One delightful example among these cases was Professor L., aged 70. A widower, he had taught at universities for a lifetime, was retired, inactive, depressed, and extremely unhappy. He could not work for long without feeling exhausted; his powers of concentration seemed to have gone, he was constantly tired and dispirited. To top it all, he suffered continuously from "indigestion," which he attributed to his own housekeeping, cooking or eating out in restaurants.
Thorough examinations and X-ray studies revealed that there was no physical or organic disease present, other than the usual amount of atherosclerosis to be found in a man of his years. He then agreed to follow faithfully our dietary-nutritional program as previously described.

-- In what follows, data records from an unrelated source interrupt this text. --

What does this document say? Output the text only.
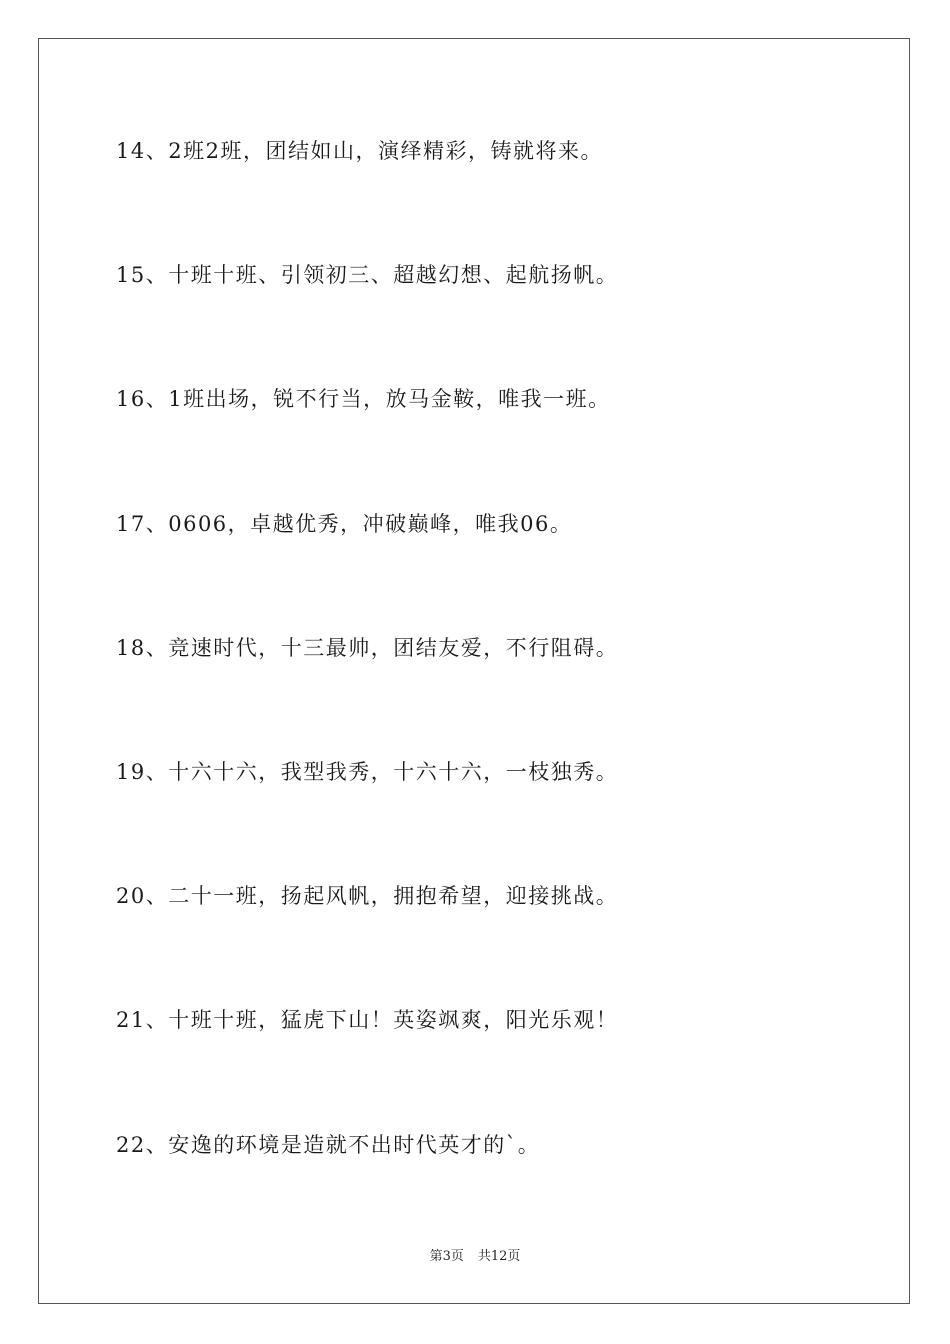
14、2班2班，团结如山，演绎精彩，铸就将来。
15、十班十班、引领初三、超越幻想、起航扬帆。
16、1班出场，锐不行当，放马金鞍，唯我一班。
17、0606，卓越优秀，冲破巅峰，唯我06。
18、竞速时代，十三最帅，团结友爱，不行阻碍。
19、十六十六，我型我秀，十六十六，一枝独秀。
20、二十一班，扬起风帆，拥抱希望，迎接挑战。
21、十班十班，猛虎下山！英姿飒爽，阳光乐观！
22、安逸的环境是造就不出时代英才的`。
第3页 共12页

Within a month there was already a surprising change. But after three months, his improvement was really remarkable. Gone were all the digestive symptoms. Professor L. literally bounced into the office, the picture of vitality and youthful vigor. He complained he had so much energy he just had to release it, or he felt he would explode! "Doctor," he said, "I simply must go hack to teaching again, I feel so wonderful. Would you please help me fill out these physical examination forms so I can get 'medical clearance'?*' I did so with pleasure and wished him good luck. A little later he secured a position in a private school.
Imagine my surprise and delight when he came to my office smilingly several months later. With him was a charming, matronly widow. They had come in for their Wasserman tests, as required by the law in the State of California for pre-marriage certificates. They were leaving soon for their honeymoon!
Apparently it's not only never too late to feel young, but it's also never too late to act and be young!
We all know that when you have such a sense of well-being and feel young, your whole attitude towards life is younger and fresher. One's entire philosophy can change to a more youthful, optimistic one, in place of the stagnating and defeatist attitude that so many older people have. When you feel young, you act young; you want to do youthful things and you think young. This feeling and philosophy of life prevents many mental and bodily ills that are especially apt to afflict elderly people. In this way can you maintain health, vigor, and happiness with the advancing years. It has been said that "There is really no cure for old age; only those who die young escape it." But the low-fat nutritional way of life can really help you "Grow Younger With the Years."